To scientists, engineering can be a dirty word, but there is an element of engineering associated with chemistry. The components – the atoms – are known, as well as a basic framework of chemical reactivity, but there are things that you can’t do yet. It’s not unlike an engineering problem. You need to build an airplane so that you can fly. You have the components, but how do you solve the technical challenges? There’s a beauty about actually getting off the ground and flying. In this sense, I really enjoy the “engineering” aspects of chemistry. One can learn the basic laws of nature that govern chemical reactivity and combine the chemical building blocks together in unique ways to achieve unprecedented phenomena.
When I teach undergraduate students I present them with what’s known already – they learn it, and then take an exam and regurgitate it. But when I train PhD students, the challenge is to get them to appreciate that they’re there to ask the questions. They have to ask, ‘What is not known?’ and ‘What is it that I would like to do, that no one has done before?’ They embark on a journey of taking what they do know and beginning to approach those unknowns. It’s about pushing beyond that template that they’ve been given. And it’s the unknown becoming known that is just so exhilarating for me as a scientist.

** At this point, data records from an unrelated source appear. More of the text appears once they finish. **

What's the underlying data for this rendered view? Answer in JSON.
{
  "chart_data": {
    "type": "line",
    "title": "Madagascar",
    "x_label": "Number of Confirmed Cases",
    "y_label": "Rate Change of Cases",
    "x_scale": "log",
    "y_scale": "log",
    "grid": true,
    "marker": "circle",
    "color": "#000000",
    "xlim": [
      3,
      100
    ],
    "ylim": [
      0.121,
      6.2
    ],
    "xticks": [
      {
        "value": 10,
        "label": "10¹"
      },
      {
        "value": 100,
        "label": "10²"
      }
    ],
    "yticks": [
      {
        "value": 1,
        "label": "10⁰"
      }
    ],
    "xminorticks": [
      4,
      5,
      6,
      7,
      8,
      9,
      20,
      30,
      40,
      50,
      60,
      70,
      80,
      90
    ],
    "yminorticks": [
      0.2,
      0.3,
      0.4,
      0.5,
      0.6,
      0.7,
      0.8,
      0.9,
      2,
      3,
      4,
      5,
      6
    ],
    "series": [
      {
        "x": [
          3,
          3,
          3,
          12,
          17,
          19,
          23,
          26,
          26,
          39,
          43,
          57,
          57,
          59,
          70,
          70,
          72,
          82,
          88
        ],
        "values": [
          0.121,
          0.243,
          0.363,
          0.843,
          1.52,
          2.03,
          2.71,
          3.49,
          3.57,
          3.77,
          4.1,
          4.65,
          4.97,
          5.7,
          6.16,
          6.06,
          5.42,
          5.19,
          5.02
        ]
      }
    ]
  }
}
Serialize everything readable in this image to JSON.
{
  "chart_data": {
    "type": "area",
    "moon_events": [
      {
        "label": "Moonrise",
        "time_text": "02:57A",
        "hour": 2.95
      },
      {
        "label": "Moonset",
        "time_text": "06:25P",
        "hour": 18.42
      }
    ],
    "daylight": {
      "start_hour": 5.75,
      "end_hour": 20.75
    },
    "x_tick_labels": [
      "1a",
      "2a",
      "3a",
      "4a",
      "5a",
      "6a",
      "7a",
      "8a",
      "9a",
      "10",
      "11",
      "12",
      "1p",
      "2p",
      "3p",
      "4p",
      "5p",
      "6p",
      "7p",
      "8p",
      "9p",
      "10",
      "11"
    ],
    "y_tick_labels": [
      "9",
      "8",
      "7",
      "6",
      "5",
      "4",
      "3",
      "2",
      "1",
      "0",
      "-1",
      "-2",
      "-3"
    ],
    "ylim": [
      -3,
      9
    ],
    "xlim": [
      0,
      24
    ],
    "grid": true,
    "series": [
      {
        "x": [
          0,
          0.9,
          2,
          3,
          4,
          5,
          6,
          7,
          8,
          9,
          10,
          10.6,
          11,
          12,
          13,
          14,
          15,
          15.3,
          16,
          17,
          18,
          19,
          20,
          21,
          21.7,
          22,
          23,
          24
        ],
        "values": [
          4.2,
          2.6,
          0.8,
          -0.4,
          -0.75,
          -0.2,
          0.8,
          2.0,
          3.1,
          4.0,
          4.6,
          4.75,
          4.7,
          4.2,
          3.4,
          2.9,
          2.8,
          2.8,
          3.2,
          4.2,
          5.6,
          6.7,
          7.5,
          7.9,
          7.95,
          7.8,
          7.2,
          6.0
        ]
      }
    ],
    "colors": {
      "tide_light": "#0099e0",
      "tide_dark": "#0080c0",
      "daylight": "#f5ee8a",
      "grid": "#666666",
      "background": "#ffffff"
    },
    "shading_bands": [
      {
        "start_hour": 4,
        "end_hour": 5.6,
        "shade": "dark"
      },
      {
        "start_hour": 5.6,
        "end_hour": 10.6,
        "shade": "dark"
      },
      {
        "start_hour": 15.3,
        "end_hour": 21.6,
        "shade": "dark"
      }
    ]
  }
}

Take for example oxygen, which is ‘my’ molecule – it’s what I live and breathe, figuratively and literally! Oxygen is an amazing molecule, and there are fascinating aspects of its chemistry. According to the laws of thermodynamics, my body should spontaneously ignite in an oxygen-containing environment, yet something in the chemistry of oxygen provides a kinetic stability (i.e. the chemicals ‘want’ to stay in their current states) so that doesn’t happen.
I spend my time thinking about how to control the chemistry of oxygen in such a way that it can combine with organic molecules to produce useful things like pharmaceuticals. The pharmaceutical industry in the US has a big emphasis on green chemistry. For example, a common step often used in the production of pharmaceuticals is to oxidise an alcohol. Historically one would use chemical reagents that produce harmful by-products. But if we use a (reusable) catalyst we can find ways to combine them in such a way that water is the only by-product.
I think that my feelings of awe and wonder when I’m doing chemistry (see previous post) are not unique. Chemistry is at the interface between biology and physics, and there are two different styles of science within chemistry. Among my colleagues are some who are very mathematical and analytically oriented, and others who are much more creativity driven. Everybody experiences the awe but the difference is in how it’s expressed and reflected back. When you’re connected to something that’s beyond yourself – that allows the experience to take on an even bigger meaning. My own view is that this is part of ‘common grace’. This is something that God has given to all of us as his creation, and what we do with it and how we handle it is part of the calling that we have as people. We can idolise it or we can use it as an act of worship.